Lastly because of the conservative nature of banks, and speaking from personal experience, getting a competition of this nature off the ground is damn hard, so I have to tip my hat to the Applied Innovation Team at RBC.

I’ll be watching the competition with interest.

Crowdsourcing – an example from Japan

Following on from the HBS article (see this post) which makes the point that for crowdsourcing to really work, the cost of development must be in reach of a single user, comes this example from Japan.

In Japan there’s an interesting trend in bookstores which give away from book jackets from colourful display stands. The catch – if you can call it a catch – is that the jackets are heavily branded. The idea is that when you are reading a book, the cover is open and therefore on display for the world to see.
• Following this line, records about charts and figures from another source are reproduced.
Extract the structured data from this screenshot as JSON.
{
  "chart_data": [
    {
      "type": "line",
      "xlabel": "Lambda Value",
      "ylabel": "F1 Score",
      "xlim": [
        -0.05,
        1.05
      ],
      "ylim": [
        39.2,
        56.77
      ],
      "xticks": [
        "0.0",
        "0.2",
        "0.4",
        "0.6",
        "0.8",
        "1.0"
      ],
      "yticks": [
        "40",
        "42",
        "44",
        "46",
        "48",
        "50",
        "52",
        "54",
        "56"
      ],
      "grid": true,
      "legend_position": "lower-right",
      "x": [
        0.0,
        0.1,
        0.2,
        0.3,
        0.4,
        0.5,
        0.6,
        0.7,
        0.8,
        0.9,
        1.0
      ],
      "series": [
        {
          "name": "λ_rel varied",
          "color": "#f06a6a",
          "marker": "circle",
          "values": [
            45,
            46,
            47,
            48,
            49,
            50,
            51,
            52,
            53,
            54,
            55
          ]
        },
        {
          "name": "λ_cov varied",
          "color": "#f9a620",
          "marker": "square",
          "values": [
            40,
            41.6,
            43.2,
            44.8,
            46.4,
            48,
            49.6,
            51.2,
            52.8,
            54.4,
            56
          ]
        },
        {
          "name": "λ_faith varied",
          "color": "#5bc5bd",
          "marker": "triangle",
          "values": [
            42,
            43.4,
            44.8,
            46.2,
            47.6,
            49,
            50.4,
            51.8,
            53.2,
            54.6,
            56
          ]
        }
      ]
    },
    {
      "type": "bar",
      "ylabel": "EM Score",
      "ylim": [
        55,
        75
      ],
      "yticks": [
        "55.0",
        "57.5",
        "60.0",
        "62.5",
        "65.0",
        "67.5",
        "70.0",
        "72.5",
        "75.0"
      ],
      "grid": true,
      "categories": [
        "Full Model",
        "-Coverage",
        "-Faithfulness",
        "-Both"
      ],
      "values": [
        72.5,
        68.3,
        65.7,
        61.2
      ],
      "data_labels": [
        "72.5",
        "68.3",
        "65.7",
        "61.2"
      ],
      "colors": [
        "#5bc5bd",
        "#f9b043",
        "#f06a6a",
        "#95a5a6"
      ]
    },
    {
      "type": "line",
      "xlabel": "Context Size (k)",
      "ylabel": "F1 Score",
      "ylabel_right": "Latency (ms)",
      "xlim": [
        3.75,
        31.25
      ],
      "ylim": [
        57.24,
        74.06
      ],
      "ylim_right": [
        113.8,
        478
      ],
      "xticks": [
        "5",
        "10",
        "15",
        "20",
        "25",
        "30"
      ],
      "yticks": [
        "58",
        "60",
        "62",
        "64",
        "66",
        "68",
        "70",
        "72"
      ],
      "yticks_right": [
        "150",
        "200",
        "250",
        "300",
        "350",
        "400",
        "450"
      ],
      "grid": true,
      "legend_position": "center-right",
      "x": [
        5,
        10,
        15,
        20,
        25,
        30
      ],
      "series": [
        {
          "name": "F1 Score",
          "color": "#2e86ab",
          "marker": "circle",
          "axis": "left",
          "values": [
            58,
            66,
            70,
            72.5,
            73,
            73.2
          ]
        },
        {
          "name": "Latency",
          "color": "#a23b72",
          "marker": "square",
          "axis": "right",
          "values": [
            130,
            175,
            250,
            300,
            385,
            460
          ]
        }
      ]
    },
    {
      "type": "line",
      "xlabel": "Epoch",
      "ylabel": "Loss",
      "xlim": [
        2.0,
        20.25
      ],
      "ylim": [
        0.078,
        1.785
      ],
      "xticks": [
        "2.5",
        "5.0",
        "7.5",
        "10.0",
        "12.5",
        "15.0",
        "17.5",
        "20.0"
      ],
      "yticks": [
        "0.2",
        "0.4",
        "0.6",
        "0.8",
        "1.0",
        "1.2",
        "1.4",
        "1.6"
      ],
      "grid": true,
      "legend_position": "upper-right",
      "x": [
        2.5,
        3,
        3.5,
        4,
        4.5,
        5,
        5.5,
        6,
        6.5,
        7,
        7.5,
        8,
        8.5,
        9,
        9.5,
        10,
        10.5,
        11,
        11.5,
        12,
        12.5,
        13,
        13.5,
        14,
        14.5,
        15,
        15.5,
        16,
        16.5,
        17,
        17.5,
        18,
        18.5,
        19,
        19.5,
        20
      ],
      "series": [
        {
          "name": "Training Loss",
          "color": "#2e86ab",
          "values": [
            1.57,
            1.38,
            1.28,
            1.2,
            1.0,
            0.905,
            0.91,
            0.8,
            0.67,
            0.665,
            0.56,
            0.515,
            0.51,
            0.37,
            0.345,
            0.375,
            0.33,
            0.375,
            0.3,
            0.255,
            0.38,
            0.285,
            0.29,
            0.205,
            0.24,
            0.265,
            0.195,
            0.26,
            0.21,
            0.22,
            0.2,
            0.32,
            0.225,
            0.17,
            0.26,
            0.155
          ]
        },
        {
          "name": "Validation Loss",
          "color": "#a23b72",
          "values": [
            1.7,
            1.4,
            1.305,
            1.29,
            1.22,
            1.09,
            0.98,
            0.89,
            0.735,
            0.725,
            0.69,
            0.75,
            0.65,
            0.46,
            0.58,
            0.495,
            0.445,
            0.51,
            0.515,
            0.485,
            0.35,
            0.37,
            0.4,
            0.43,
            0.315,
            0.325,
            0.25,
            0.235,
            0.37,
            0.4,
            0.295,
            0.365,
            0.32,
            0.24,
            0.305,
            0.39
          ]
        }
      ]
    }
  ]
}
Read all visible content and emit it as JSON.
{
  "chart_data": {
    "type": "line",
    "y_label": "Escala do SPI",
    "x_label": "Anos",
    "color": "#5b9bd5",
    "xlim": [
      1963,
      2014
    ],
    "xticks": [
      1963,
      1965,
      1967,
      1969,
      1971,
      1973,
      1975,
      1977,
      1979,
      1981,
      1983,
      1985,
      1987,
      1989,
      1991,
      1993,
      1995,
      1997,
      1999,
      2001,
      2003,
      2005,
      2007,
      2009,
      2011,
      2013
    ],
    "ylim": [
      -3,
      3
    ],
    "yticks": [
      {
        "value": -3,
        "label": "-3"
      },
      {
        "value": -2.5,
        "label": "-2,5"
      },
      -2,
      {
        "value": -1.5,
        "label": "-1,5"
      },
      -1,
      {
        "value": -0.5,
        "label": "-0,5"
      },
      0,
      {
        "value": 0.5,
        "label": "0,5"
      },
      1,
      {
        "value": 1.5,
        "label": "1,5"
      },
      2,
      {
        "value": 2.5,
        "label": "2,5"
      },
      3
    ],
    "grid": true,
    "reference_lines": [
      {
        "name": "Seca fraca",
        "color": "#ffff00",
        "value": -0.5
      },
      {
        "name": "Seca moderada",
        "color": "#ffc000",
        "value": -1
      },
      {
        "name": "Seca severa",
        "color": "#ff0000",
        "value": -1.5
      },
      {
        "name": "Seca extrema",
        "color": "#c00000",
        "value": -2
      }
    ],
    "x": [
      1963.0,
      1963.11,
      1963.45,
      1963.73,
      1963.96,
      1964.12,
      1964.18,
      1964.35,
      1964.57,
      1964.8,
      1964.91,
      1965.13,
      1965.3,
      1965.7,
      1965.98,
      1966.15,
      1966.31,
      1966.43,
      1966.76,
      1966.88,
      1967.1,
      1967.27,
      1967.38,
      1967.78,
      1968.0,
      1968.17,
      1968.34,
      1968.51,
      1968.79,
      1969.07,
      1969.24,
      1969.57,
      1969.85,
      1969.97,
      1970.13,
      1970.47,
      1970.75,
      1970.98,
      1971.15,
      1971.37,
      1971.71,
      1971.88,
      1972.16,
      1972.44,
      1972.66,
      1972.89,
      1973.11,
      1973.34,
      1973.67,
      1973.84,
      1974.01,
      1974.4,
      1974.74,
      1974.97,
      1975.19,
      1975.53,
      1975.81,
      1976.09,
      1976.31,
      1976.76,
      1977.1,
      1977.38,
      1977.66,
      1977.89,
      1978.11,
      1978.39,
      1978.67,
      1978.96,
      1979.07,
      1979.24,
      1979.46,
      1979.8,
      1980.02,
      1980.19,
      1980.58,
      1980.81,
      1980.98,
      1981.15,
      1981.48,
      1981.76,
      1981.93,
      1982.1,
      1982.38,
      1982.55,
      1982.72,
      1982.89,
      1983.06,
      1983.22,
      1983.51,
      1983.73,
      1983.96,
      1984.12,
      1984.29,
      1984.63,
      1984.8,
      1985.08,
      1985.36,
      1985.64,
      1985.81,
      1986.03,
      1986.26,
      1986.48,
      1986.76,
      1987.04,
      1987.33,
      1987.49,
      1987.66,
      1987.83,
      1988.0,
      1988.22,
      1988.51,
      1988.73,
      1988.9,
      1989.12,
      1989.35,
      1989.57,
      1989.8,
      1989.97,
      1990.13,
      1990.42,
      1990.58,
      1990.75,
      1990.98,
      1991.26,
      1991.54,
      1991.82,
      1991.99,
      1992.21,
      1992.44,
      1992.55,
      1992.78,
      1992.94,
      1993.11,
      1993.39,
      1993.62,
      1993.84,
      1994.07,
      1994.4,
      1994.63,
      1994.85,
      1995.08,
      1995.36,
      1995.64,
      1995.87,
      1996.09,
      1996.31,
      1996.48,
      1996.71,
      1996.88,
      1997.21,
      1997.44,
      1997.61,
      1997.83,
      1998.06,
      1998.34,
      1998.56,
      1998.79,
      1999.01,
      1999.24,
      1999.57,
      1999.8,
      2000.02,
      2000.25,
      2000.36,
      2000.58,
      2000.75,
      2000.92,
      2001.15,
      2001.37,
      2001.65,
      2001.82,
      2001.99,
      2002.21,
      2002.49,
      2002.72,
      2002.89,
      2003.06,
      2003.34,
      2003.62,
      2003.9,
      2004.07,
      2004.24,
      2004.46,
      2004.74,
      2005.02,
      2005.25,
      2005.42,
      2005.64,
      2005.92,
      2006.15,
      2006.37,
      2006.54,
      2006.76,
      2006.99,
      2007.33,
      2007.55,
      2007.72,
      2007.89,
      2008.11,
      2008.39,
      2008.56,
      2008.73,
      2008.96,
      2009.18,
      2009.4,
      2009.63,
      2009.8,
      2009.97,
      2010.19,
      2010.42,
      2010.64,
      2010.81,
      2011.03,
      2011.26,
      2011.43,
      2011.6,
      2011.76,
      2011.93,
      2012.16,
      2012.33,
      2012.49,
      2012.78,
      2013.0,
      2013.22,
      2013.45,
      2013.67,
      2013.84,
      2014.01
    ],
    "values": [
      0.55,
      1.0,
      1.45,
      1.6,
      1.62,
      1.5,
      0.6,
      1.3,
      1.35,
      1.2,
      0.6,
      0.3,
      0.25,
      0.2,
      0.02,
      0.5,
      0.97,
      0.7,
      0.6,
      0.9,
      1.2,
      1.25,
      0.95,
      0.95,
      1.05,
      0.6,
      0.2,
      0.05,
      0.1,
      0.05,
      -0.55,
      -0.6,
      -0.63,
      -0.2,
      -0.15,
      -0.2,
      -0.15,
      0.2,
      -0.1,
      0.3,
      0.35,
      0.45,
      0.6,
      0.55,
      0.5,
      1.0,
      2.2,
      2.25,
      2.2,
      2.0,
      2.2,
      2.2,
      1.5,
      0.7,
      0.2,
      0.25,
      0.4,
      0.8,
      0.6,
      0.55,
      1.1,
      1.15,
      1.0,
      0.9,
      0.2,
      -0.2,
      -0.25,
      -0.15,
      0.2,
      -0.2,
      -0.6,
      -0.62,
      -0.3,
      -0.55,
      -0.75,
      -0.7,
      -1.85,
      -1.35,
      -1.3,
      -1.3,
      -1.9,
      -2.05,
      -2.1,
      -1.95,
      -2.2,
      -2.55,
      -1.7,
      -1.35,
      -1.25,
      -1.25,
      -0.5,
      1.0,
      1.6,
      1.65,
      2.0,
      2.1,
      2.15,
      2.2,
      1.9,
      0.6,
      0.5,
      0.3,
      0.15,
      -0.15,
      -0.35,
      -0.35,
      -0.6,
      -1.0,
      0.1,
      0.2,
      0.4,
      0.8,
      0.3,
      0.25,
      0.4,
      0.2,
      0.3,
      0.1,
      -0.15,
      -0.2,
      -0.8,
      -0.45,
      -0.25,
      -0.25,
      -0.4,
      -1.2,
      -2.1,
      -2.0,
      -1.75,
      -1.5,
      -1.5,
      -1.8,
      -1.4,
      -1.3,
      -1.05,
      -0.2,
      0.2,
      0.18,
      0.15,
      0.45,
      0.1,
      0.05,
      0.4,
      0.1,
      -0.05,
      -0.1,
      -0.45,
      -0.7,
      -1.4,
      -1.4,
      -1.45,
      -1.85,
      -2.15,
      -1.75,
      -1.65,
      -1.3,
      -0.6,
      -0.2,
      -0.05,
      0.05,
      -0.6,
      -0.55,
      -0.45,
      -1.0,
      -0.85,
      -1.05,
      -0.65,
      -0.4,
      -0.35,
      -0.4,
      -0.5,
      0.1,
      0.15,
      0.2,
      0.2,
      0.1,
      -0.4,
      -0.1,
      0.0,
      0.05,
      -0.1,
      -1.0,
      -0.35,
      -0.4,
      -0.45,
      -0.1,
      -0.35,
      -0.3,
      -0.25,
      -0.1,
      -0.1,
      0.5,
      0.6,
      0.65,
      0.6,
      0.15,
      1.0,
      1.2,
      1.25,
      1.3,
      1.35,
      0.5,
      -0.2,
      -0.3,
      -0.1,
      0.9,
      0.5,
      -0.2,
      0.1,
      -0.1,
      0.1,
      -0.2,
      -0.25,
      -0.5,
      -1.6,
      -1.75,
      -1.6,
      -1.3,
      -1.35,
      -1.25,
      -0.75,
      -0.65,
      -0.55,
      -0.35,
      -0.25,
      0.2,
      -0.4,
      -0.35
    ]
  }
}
The benefit for the reader is that the cover protects the book. So where did this idea come from?

The jackets are the brainchild of the advertising company Setup Inc. “We noticed that on the trains, many women were reading books covered by jackets they had made themselves, so we thought that if we could make covers that were nice to look at and easy to use, then they might serve as a good advertising medium,” says Setup.

Free book jacket stand

Get the full story from Web Japan here

When crowd sourcing works

HBS Working Knowledge has an article on user led innovation / crowdsourcing. There has been a lot of discussion about the trend, and I maintain that for a small-medium company the process is generally expensive and time consuming.

However this article – which focusses on white water kayaking – makes an excellent point about the concept :

For user innovation to be a force, the cost of creating a new design must be within the reach of a single user, whose reward is solely the improvement of his or her own experience.

This is an extremely important point which is missing from much of the conversation about crowdsourcing.